Attackers accessed employees’ Starbucks Partner Central accounts, and a data breach notification filed with Maine’s Attorney General said the company discovered the incident on February 6 and that 889 Partner Central accounts were compromised.
KEY FACTS
- Incident Unauthorized access to Partner Central accounts
- Accounts affected 889 Partner Central accounts
- Exposed data Names, Social Security numbers, dates of birth, and bank account and routing numbers
- Timeline Access occurred January 19 to February 11, discovery February 6
- Response Two years of identity theft protection and credit monitoring via Experian IdentityWorks
A joint investigation with external cybersecurity experts determined attackers obtained login credentials through websites impersonating Partner Central and used them to access affected accounts.
The compromised accounts were used to manage employment details, personal information, benefits and HR information for partners across the company.
The personal information exposed includes employees’ names, Social Security numbers, dates of birth, and financial account and routing numbers.

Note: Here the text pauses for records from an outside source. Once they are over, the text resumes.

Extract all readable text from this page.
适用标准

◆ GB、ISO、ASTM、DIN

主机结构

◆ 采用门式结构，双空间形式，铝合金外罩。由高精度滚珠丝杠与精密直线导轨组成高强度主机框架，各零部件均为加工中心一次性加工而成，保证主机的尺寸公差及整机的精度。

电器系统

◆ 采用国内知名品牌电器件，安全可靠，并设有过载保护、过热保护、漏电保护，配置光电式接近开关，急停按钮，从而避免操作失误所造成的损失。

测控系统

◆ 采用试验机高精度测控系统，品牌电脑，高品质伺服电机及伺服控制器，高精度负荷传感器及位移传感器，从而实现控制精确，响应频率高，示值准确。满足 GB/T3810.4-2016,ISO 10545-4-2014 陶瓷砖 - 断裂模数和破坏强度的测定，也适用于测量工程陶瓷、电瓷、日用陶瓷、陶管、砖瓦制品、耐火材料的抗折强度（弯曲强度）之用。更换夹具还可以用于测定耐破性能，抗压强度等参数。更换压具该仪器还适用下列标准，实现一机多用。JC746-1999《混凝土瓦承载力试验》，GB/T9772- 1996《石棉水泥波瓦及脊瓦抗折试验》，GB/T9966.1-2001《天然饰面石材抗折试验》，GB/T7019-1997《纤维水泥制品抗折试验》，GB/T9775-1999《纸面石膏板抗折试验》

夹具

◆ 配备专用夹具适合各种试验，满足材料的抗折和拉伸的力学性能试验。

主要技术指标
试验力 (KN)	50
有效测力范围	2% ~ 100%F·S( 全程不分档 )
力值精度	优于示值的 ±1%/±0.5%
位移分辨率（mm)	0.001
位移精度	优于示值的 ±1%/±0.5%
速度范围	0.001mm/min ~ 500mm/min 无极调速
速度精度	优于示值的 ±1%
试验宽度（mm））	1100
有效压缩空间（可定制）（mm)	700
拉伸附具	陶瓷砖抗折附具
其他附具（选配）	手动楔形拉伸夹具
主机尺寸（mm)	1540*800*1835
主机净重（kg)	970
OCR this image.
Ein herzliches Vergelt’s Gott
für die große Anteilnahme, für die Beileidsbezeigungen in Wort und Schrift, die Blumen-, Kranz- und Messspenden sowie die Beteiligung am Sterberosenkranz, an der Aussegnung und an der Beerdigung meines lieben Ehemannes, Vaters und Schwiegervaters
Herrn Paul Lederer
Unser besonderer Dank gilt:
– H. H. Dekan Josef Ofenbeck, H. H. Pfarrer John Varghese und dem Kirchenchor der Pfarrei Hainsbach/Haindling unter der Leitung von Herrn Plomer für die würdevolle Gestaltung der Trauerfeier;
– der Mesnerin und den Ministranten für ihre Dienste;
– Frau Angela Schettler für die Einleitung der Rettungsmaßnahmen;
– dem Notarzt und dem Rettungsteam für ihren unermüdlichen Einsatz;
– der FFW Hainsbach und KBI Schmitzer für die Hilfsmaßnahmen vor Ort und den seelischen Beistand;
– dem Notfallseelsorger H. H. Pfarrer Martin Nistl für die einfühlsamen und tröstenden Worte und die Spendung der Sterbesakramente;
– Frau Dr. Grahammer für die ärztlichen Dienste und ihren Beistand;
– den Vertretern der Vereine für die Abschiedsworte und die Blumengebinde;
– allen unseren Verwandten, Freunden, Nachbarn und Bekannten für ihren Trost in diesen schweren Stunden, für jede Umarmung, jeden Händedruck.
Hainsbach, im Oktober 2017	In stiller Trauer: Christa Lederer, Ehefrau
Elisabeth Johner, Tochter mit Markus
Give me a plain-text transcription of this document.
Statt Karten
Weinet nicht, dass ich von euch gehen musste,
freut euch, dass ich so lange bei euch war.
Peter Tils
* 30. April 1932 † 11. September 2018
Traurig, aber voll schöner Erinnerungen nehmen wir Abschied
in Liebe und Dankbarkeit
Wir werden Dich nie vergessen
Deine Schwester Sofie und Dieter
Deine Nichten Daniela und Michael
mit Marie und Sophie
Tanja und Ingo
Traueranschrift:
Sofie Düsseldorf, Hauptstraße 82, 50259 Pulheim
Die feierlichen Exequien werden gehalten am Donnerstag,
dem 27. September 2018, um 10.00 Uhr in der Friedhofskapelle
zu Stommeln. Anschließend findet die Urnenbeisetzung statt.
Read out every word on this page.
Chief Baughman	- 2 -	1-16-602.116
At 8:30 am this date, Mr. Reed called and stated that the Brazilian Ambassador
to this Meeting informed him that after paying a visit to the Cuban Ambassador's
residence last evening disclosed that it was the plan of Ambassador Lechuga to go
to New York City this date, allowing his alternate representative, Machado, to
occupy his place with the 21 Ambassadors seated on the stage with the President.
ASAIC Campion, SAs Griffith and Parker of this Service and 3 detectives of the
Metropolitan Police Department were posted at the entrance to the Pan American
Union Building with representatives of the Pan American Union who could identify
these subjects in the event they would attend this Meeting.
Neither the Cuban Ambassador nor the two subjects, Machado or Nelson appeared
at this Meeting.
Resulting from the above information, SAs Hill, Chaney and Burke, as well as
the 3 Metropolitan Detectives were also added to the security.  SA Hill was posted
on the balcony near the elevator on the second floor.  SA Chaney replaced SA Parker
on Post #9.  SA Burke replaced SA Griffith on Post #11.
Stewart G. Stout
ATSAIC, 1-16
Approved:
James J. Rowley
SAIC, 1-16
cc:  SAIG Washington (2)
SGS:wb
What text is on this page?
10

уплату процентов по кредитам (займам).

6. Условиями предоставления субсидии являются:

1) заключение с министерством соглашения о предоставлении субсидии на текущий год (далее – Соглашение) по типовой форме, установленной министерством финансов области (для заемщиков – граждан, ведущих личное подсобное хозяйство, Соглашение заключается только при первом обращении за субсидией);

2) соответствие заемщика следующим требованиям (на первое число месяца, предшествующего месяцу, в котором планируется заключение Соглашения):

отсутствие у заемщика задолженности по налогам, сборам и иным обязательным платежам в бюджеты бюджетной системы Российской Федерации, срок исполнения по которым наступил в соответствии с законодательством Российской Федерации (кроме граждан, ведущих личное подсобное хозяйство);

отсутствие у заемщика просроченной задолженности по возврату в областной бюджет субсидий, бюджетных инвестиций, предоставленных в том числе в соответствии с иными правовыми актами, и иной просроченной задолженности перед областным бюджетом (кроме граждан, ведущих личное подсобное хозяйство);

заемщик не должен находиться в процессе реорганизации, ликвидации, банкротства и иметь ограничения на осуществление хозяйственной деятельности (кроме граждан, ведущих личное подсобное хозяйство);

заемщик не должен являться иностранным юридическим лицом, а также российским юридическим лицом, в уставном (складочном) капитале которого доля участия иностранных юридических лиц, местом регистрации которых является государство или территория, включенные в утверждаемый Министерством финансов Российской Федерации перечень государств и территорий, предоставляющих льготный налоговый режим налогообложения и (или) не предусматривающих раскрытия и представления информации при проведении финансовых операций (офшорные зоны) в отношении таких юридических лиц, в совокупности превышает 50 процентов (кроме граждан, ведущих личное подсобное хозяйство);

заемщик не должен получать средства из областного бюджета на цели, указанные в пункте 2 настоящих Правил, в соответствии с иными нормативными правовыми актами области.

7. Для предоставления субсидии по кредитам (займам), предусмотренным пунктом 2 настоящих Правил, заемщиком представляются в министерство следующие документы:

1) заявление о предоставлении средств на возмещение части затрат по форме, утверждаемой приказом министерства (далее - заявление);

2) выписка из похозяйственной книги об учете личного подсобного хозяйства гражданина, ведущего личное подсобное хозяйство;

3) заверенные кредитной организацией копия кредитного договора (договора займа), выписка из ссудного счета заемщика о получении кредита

Starbucks notified law enforcement, advised employees to monitor bank accounts for suspicious activity, and is providing impacted partners with two years of free identity theft protection and credit monitoring through Experian IdentityWorks. The company also took measures to strengthen security controls related to access to Partner Central accounts.
WHY IT MATTERS
Exposure of Social Security numbers and bank details increases the risk of fraud and identity theft for affected employees. Impacted partners should monitor accounts and use the offered credit monitoring and identity protection services.